Our daughter got in free.
Then, we followed a flat walk towards another kiosk that wasn’t operational during our visit.
Next, the trail followed the Schwarzbach (Black Creek) upstream less than 200m before arriving at a curve right in front of the impressive Lower Golling Waterfall.
Along the way, we noticed a mill on the other side of the Schwarzbach.
A signpost merely referred to it as the Old Mill at the Golling Waterfall (or Alte Mühle am Gollinger Wasserfall).
This mill dated back to 1618 back at a time when the Torren District sought to be self-sufficient on locally grown agricultural goods, especially grains tilled and processed here.
The Lower Golling Waterfall had a satisfying shape with thinner strands fanning out at its sides.
Boulders fringed the front of its plunge pool, which lots of people scrambled onto to get as close to the spray as they could.
Given how easy it was to access, plenty of families and kids were content just to enjoy this waterfall and go no further.
Golling Waterfalls Trail Description – hiking beyond the lower waterfall
After having my fill of the base of the Lower Golling Waterfall, I then went up moderately ascending steps revealing more elevated views of the main waterfall.
The trail continued climbing upstream of the lower waterfall until it eventually reached one end of a metal footbridge.
Called the Rainbow Bridge, it spanned the Schwarzbach while fronting the base of the Upper Golling Waterfall.
Unfortunately, most of the waterfall was hidden from view as a result of a rock wall blocking most of the line-of-sight.
However, a lot of mist came blasting out of the natural arch at the bottom, which often made photographing the hole from the bridge difficult.
Beyond the bridge, the trail continued its ascent until reaching another fork.
On the right side of the fork, the trail meandered a short distance further around a bend before ending at a dead-end right in front of the Source Cave (or Quellhöhle).
This was where the Schwarzbach gushed out of a cave and promptly started its steep descent.
The left side of the fork descended towards the Witches Cauldron Bridge, which was right atop the rock wall supporting the natural bridge.
You can’t see the natural bridge from up here, but you can get awkward and very close views of the Upper Golling Waterfall itself.
Also from this vantage point, I was able to look downhill across the Salzachtal, which was the very valley within which the city of Salzburg resided in.
After having my fill of these spots, I returned the way I came.
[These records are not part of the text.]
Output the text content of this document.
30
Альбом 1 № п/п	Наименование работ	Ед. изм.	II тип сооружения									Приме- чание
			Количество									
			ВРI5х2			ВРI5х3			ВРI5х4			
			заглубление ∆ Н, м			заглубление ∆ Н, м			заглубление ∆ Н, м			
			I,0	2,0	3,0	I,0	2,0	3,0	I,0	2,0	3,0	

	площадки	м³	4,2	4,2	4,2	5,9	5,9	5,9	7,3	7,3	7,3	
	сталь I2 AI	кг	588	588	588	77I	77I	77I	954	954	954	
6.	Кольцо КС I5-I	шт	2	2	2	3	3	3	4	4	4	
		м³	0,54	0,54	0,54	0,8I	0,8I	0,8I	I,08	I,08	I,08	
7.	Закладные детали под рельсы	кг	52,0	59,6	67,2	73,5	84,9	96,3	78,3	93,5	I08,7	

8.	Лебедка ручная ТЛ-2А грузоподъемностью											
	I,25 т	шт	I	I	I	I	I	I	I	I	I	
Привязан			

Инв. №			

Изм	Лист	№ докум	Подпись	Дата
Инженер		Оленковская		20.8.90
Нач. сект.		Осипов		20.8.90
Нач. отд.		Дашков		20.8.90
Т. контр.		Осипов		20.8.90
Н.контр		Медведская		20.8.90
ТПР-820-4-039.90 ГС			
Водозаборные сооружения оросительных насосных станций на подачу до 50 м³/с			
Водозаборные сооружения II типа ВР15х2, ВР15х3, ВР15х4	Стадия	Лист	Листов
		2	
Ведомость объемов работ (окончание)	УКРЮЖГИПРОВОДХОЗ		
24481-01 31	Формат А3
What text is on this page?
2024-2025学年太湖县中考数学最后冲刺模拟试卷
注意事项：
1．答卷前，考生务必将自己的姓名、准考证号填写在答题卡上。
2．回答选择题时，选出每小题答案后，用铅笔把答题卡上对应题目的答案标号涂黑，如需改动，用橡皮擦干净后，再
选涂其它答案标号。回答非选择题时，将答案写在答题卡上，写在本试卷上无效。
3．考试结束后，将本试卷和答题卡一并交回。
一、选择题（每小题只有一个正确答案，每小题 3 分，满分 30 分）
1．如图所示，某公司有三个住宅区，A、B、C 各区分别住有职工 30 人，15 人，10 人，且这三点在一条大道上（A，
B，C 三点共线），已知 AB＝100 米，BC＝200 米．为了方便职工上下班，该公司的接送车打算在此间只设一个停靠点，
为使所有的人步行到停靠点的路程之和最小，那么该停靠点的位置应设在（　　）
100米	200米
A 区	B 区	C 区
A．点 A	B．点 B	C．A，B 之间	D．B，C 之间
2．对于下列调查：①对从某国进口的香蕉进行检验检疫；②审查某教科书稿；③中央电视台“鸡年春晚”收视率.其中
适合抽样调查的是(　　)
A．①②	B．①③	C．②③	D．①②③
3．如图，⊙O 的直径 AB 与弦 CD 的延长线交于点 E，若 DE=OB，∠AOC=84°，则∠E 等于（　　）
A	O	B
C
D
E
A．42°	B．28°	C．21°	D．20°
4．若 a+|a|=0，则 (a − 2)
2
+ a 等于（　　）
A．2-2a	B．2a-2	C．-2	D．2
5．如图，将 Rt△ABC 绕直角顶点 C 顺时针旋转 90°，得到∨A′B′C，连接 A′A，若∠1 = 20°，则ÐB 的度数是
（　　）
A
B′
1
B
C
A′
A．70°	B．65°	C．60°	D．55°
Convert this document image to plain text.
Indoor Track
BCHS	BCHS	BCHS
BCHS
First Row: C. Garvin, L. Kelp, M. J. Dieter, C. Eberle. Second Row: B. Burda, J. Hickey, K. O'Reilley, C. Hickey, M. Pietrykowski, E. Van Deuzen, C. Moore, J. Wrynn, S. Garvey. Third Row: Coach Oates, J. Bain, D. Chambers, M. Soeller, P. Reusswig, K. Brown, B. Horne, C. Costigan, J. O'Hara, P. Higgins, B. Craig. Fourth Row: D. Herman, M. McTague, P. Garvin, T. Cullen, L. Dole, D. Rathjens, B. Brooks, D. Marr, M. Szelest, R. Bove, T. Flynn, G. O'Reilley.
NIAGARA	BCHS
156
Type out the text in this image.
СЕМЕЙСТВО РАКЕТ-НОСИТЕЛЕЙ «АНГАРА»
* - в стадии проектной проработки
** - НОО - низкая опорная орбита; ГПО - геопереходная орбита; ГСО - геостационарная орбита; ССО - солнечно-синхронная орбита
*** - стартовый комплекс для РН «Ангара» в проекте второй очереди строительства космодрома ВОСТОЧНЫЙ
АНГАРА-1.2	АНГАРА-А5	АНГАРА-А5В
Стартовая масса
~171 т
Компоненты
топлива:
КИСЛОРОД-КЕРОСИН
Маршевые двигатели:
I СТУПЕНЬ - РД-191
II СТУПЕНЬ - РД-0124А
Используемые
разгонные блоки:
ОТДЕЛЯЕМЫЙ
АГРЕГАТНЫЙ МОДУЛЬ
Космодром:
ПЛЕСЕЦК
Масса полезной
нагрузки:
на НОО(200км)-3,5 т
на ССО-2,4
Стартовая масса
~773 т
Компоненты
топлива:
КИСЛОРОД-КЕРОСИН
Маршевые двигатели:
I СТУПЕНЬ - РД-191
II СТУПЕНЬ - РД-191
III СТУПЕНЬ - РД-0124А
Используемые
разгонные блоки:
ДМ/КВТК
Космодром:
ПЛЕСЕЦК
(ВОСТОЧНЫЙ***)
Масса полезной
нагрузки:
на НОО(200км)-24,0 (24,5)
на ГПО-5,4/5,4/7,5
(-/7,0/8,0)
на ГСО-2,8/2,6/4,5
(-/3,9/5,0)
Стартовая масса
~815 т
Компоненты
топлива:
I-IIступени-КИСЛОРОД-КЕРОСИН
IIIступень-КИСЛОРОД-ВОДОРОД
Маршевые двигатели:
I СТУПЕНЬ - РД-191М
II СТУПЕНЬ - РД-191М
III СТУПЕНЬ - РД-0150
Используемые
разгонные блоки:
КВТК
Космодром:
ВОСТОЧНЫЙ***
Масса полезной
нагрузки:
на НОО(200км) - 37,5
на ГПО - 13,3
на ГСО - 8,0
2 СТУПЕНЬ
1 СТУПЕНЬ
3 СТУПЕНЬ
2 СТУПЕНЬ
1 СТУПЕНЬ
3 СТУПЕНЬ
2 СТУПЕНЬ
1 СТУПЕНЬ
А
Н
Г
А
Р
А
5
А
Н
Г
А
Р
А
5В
Overall, I spent about 75 minutes away from the car.
Of course if the goal was just to visit the lower waterfall and come back, then this excursion could be as little as 30 minutes.
The Golling Waterfall resides near the town of Golling in the state of Salzburg (Salzburgerland), Austria. It may be administered by the Golling government. For information or inquiries about the area as well as current conditions, you can try visiting their website.
We’ll describe the driving directions from Salzburg since it made the most sense for most people to base themselves in the charming city.
So from Salzburg, we headed south on the B150 out of the city center and towards the A10 autobahn.
Heading south on the A10, we then drove about 19km before we then took the ramp for the Golling exit.
This led us on the B159 and then onto the B162 due east.
After crossing over the Salzach River, we then took a left turn to head into Golling via the B159.
After keeping left at a main fork to take Durchlassstraße (as opposed to Obergäu on the right), we then drove roughly 400m before turning left at the bridge over the Salzach.
There were signs for the Golling Waterfall at this point.
After going over the bridge, we drove on the Wasserfallsstraße a little over 2km before reaching a very narrow road that accessed the Golling Waterfall car park.
This drive took us about a half-hour from the Salzburg city center.
For geographical context, Salzburg was about 38km (30 minutes drive) north of Golling an der Salzach, 29km (over 30 minutes drive) north of Schönau am Königssee, 72km (over an hour drive) northwest of Hallstatt, and 144km (90 minutes drive without traffic) east of Munich.